Ci sono solo due tipi di persone: i patrioti e i traditori. È ciò che viene pronunciato con veemenza verso la fine di Explanation for Everything, il film di produzione ungherese diretto da Gábor Reisz e presentato nella sezione Orizzonti della Mostra del Cinema di Venezia. Un film che, a partire da un episodio apparentemente banale e particolare, si apre al racconto di un paese intero, l’Ungheria, e del suo popolo segnato da traumi storici e scissioni interne. Quella proposta da Reisz, dunque, è l’occasione per confrontarsi con il concetto di identità nazionale, un tema che può suscitare riflessioni universali e sulle quali è sempre bene interrogarsi.
Explanation for Everything, i conflitti di un popolo
Nell’anniversario della Guerra d’Indipendenza del 1848, una delle celebrazioni più importanti dell’Ungheria, è consuetudine indossare una spilla della nazionalità composta dai colori della bandiera, e la percezione di ciò è diventata anche una questione politica. Le spille della nazionalità mostrate dalla fazione nazionalista durante gli eventi e le manifestazioni di partito hanno cambiato parecchio il significato di questo simbolo negli ultimi 20 anni. Mentre un tempo rappresentava l’indipendenza ungherese e un’affinità con il nostro Paese, oggi chiunque lo indossi è considerato a favore della nazione, e chiunque non lo indossa è contro di essa.
Alla luce di ciò, la vicenda narrata si svolge in estate, a Budapest. Abel, studente liceale, cerca di concentrarsi sugli esami finali, mentre si sta rendendo conto di essere perdutamente innamorato di Janka, la sua migliore amica. A sua volta, Janka è però innamorata, non corrisposta, di Jakab, professore di storia, sposato, che ha avuto in passato un diverbio con il padre conservatore di Abel. Le tensioni di una società polarizzata vengono inaspettatamente a galla quando l’esame di storia di Abel si risolve in uno scandalo nazionale, dovuto proprio alla presenza della spilla della nazionalità sulla giacca del ragazzo.
Un avvincente racconto a più voci
Data la complessità e la delicatezza del tema trattato, Reisz e la sua co-sceneggiatrice Éva Schulz scelgono di affrontare la questione tra più punti di vista.
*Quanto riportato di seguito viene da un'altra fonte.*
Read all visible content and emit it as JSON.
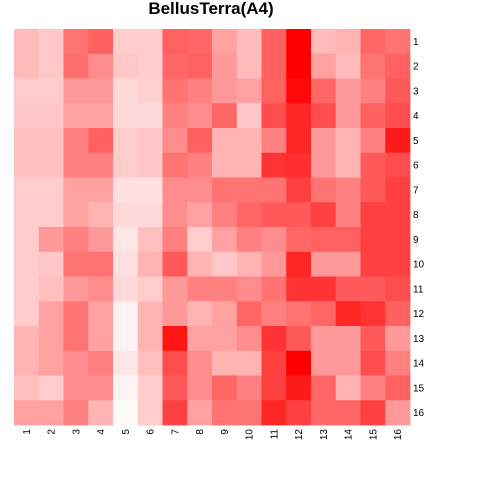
{
  "chart_data": {
    "type": "heatmap",
    "title": "BellusTerra(A4)",
    "xlabel": "",
    "ylabel": "",
    "x_categories": [
      "1",
      "2",
      "3",
      "4",
      "5",
      "6",
      "7",
      "8",
      "9",
      "10",
      "11",
      "12",
      "13",
      "14",
      "15",
      "16"
    ],
    "y_categories": [
      "1",
      "2",
      "3",
      "4",
      "5",
      "6",
      "7",
      "8",
      "9",
      "10",
      "11",
      "12",
      "13",
      "14",
      "15",
      "16"
    ],
    "value_range": [
      0,
      1
    ],
    "colors": {
      "low": "#ffffff",
      "high": "#ff0000"
    },
    "grid": false,
    "legend": "none",
    "values": [
      [
        0.27,
        0.22,
        0.55,
        0.62,
        0.2,
        0.2,
        0.62,
        0.6,
        0.37,
        0.27,
        0.62,
        1.0,
        0.27,
        0.3,
        0.6,
        0.55
      ],
      [
        0.27,
        0.22,
        0.57,
        0.45,
        0.22,
        0.2,
        0.6,
        0.62,
        0.4,
        0.27,
        0.62,
        1.0,
        0.37,
        0.27,
        0.55,
        0.62
      ],
      [
        0.2,
        0.2,
        0.4,
        0.4,
        0.15,
        0.18,
        0.55,
        0.5,
        0.4,
        0.37,
        0.62,
        0.97,
        0.6,
        0.4,
        0.5,
        0.65
      ],
      [
        0.22,
        0.22,
        0.37,
        0.37,
        0.15,
        0.15,
        0.5,
        0.45,
        0.6,
        0.22,
        0.7,
        0.85,
        0.7,
        0.4,
        0.62,
        0.7
      ],
      [
        0.25,
        0.25,
        0.5,
        0.62,
        0.2,
        0.22,
        0.45,
        0.62,
        0.3,
        0.3,
        0.5,
        0.85,
        0.4,
        0.3,
        0.5,
        0.9
      ],
      [
        0.25,
        0.25,
        0.5,
        0.5,
        0.2,
        0.22,
        0.55,
        0.5,
        0.3,
        0.3,
        0.8,
        0.82,
        0.4,
        0.3,
        0.65,
        0.7
      ],
      [
        0.2,
        0.2,
        0.37,
        0.37,
        0.12,
        0.12,
        0.45,
        0.45,
        0.55,
        0.55,
        0.55,
        0.75,
        0.55,
        0.5,
        0.65,
        0.75
      ],
      [
        0.2,
        0.2,
        0.37,
        0.3,
        0.15,
        0.15,
        0.45,
        0.37,
        0.5,
        0.6,
        0.65,
        0.65,
        0.75,
        0.5,
        0.75,
        0.75
      ],
      [
        0.2,
        0.4,
        0.5,
        0.4,
        0.1,
        0.25,
        0.5,
        0.2,
        0.37,
        0.5,
        0.45,
        0.6,
        0.62,
        0.62,
        0.75,
        0.75
      ],
      [
        0.2,
        0.22,
        0.55,
        0.55,
        0.12,
        0.3,
        0.65,
        0.3,
        0.22,
        0.3,
        0.4,
        0.85,
        0.4,
        0.4,
        0.75,
        0.75
      ],
      [
        0.2,
        0.25,
        0.4,
        0.45,
        0.15,
        0.2,
        0.4,
        0.5,
        0.5,
        0.45,
        0.55,
        0.8,
        0.8,
        0.65,
        0.65,
        0.7
      ],
      [
        0.2,
        0.37,
        0.55,
        0.37,
        0.05,
        0.3,
        0.4,
        0.3,
        0.37,
        0.6,
        0.5,
        0.55,
        0.6,
        0.85,
        0.8,
        0.62
      ],
      [
        0.3,
        0.37,
        0.55,
        0.37,
        0.05,
        0.3,
        0.92,
        0.37,
        0.37,
        0.45,
        0.8,
        0.65,
        0.4,
        0.4,
        0.65,
        0.4
      ],
      [
        0.3,
        0.37,
        0.45,
        0.5,
        0.1,
        0.25,
        0.7,
        0.45,
        0.3,
        0.3,
        0.75,
        1.0,
        0.4,
        0.4,
        0.7,
        0.5
      ],
      [
        0.25,
        0.2,
        0.45,
        0.45,
        0.05,
        0.2,
        0.65,
        0.45,
        0.6,
        0.5,
        0.75,
        0.9,
        0.6,
        0.3,
        0.5,
        0.62
      ],
      [
        0.37,
        0.37,
        0.5,
        0.3,
        0.02,
        0.2,
        0.75,
        0.37,
        0.55,
        0.55,
        0.85,
        0.75,
        0.6,
        0.6,
        0.75,
        0.4
      ]
    ]
  }
}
Abbiamo quello del giovane Abel, una sorta di vittima degli eventi, quello del suo professore Jakab, che rivendica la sua contrarietà al significato della spilla e ciò che essa rappresenta, e quello del padre di Abel, ferocemente nazionalista. Si costruisce così un racconto a più voci con l’intenzione di sostenere equamente le convinzioni e le tesi di ogni parte in causa. Il regista sta infatti bene attento a non propendere né per l’una né per l’altra, mostrando piuttosto quella che per lui è la più grave conseguenza di questo conflitto.
Per Reisz, infatti, a morire in questo scontro è la comunicazione, la possibilità di un popolo di confrontarsi civilmente su questioni così importanti della propria identità nazionale. Seguiamo allora i protagonisti nel loro incastrarsi sempre di più in una situazione che va ben oltre le loro possibilità e che comprende un intero popolo, il quale diventa partecipe dello scontro generatori tra Abel e Jakab in quanto si riconosce nelle questioni sollevate. C’è dunque quasi un intento documentaristico da parte del regista, che cerca con la sua macchina da presa di avvicinarsi il più possibile ai personaggi, catturare la loro verità e i loro pensieri, restituendo la varietà e verità di un popolo.
Dal particolare all’universale, un racconto di grande importanza
Non mancano in realtà anche i casi in cui il regista sembra dilungarsi eccessivamente su alcune sottotrame o aspetti della vicenda che, pur donando colore e caratterizzazione ai personaggi e alla storia, rischiano di dilungare di troppo i tempi. Explanation for Everything dura infatti due ore e mezza piene, un minutaggio importante che non rende il film di facile fruizione. Un lavoro di rifinitura su buona parte della prima ora di racconto avrebbe dunque non solo ridotto la durata dell’opera ma anche reso più incalzante il ritmo e conferito maggior forza al racconto.
Perché è proprio quando poi si entra nella seconda parte del film, quando dunque la vicenda si fa più definita ed ogni dialogo, ogni scena, punta alla sua valorizzazione, che Explanation for Everything acquista grande valore. Ci si trova così di fronte ad un film importante, che partendo dal particolare arriva a parlare dell’universale, in un modo simile a quanto fatto dal film L’insulto, presentato nel concorso della Mostra del Cinema di Venezia nel 2017. Il film di Reisz può però benissimo anche oltrepassare i confini ungheresi per essere declinato ad altre realtà, spingendo appunto a riflettere su cosa definisca un patriota e cosa un traditore. Ecco allora la sua grande forza, il suo valore come opera cinematografica.